= Koen Pauwels =

Koen Hendrik Pauwels is a Belgian-American professor and author. He is a Distinguished Professor of Marketing and Associate Dean of Research at Northeastern University's D'Amore McKim School of Business.

==Education and career==
Pauwels studied at St Joseph College, Turnhout and later pursued Commercial Engineering at the university level, completing internships in Germany and Ireland, where he first encountered marketing. He obtained a Master’s degree in Marketing with high distinction at Louvain-la-Neuve, focusing his thesis on competitive price response. He managed Telework Home, an enterprise employing physically challenged graduates for product design and marketing. After beginning a Ph.D. in Belgium, Pauwels transferred to UCLA in 1997, earning his Ph.D. in 2001. He joined Dartmouth’s Tuck School of Business as an assistant professor, achieving tenure in 2005.

He moved to Istanbul to help build the startup Ozyegin University, which expanded rapidly from 2008 to 2017. Through a Marie-Curie Reintegration Grant, he authored It's Not the Size of the Data – It's How You Use It in 2013. After a visiting scholarship at Harvard Business School in 2016, Pauwels joined Northeastern University in Boston in 2017, becoming a Distinguished Professor the following year. He holds adjunct and visiting roles at BI Norwegian Business School, Groningen University, and Vrije Universiteit Amsterdam. His academic service includes the presidency of the American Marketing Association Academic Council (2021–2022) and Vice Presidency of Practice at INFORMS (2018–2022).
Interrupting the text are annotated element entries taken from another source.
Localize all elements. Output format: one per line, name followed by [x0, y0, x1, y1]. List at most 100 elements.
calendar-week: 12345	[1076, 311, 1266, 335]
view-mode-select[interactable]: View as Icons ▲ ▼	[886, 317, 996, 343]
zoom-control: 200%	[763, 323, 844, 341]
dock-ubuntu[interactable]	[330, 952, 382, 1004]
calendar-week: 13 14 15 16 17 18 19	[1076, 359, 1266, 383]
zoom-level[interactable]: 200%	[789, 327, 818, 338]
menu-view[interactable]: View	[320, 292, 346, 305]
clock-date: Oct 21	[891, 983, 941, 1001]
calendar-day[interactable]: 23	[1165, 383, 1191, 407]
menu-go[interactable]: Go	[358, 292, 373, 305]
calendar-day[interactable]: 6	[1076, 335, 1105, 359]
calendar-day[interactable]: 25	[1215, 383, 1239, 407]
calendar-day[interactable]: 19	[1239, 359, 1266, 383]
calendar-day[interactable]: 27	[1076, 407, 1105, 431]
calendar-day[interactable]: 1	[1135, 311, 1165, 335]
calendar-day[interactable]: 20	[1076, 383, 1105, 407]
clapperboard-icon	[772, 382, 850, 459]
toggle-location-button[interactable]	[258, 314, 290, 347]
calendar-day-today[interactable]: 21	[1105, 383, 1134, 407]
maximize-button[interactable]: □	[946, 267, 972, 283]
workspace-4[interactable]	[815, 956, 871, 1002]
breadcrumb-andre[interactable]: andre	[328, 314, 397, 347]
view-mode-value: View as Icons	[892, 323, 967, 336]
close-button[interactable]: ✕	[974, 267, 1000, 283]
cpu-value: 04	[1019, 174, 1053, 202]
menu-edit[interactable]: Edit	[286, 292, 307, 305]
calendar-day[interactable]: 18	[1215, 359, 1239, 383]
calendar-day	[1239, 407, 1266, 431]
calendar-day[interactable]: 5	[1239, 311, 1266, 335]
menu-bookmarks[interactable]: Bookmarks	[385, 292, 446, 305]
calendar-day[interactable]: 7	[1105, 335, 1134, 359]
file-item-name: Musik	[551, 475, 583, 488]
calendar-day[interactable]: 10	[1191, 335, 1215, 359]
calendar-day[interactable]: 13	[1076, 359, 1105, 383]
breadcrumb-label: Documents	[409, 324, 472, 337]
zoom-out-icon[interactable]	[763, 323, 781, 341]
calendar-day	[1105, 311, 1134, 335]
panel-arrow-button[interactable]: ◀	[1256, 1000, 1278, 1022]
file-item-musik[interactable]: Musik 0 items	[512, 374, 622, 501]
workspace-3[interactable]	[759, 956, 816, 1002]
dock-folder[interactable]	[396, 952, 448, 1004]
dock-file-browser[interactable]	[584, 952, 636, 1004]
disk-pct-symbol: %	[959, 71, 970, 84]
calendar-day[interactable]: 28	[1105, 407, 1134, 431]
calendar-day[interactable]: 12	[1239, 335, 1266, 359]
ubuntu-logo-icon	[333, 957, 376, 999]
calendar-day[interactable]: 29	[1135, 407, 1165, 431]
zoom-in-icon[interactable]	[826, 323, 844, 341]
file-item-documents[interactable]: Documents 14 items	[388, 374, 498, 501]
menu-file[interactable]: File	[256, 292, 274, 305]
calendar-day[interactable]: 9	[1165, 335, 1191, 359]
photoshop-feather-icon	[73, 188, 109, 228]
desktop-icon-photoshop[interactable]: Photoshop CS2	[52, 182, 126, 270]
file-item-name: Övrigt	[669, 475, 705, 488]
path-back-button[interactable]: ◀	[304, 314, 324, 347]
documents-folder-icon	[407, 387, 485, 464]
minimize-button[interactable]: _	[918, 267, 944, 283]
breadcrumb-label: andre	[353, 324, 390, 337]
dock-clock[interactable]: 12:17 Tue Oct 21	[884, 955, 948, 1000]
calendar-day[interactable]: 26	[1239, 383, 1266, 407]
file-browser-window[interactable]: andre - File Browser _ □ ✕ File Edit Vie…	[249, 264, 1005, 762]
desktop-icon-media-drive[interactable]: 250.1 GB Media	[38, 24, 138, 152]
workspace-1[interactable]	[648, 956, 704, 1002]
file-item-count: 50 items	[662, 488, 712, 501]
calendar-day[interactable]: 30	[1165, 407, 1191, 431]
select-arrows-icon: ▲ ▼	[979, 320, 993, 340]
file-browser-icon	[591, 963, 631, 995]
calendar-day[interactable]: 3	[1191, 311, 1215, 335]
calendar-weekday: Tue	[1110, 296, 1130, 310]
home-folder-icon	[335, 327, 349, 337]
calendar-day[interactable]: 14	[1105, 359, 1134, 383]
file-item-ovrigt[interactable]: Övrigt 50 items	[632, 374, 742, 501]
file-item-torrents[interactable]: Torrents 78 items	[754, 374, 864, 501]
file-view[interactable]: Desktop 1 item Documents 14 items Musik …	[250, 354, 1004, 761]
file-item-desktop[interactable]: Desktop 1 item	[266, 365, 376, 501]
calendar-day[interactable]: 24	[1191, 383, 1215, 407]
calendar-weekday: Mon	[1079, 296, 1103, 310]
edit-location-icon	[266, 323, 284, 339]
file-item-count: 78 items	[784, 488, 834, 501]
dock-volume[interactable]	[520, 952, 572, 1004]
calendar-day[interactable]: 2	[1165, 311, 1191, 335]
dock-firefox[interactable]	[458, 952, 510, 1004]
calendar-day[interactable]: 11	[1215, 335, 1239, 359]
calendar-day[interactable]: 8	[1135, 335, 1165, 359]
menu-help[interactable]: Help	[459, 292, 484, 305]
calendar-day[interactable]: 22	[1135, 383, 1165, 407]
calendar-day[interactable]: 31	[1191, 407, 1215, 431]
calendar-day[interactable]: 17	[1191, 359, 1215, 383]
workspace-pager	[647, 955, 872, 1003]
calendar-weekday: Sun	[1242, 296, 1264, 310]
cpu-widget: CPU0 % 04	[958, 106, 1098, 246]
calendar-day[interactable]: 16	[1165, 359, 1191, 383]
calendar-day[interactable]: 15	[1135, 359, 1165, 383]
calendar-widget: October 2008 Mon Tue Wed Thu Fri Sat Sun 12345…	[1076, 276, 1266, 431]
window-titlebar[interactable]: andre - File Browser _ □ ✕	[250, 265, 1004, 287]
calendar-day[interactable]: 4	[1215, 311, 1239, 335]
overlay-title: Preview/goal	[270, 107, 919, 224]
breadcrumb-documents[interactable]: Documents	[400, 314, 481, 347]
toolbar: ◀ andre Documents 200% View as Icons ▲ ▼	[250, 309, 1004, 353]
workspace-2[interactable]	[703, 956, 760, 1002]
He is an Editor-in-Chief of the International Journal of Research in Marketing and serves on the boards of the Journal of Retailing, Marketing Letters, and the Journal of Interactive Marketing.

In 2023, Pauwels was named the Best Marketing Academic on the Planet by Mark Ritson in Marketing Week, and included in Stanford University's database of the top 2% of scientists globally.

In 2024, Pauwels co-founded MMM Labs, a US-based software company specialising in open-source multi-engine marketing mix modeling. In January 2026, MMM Labs was acquired by ScanmarQED, a Dutch marketing analytics company founded in 1995. Pauwels subsequently joined the group as a strategic advisor.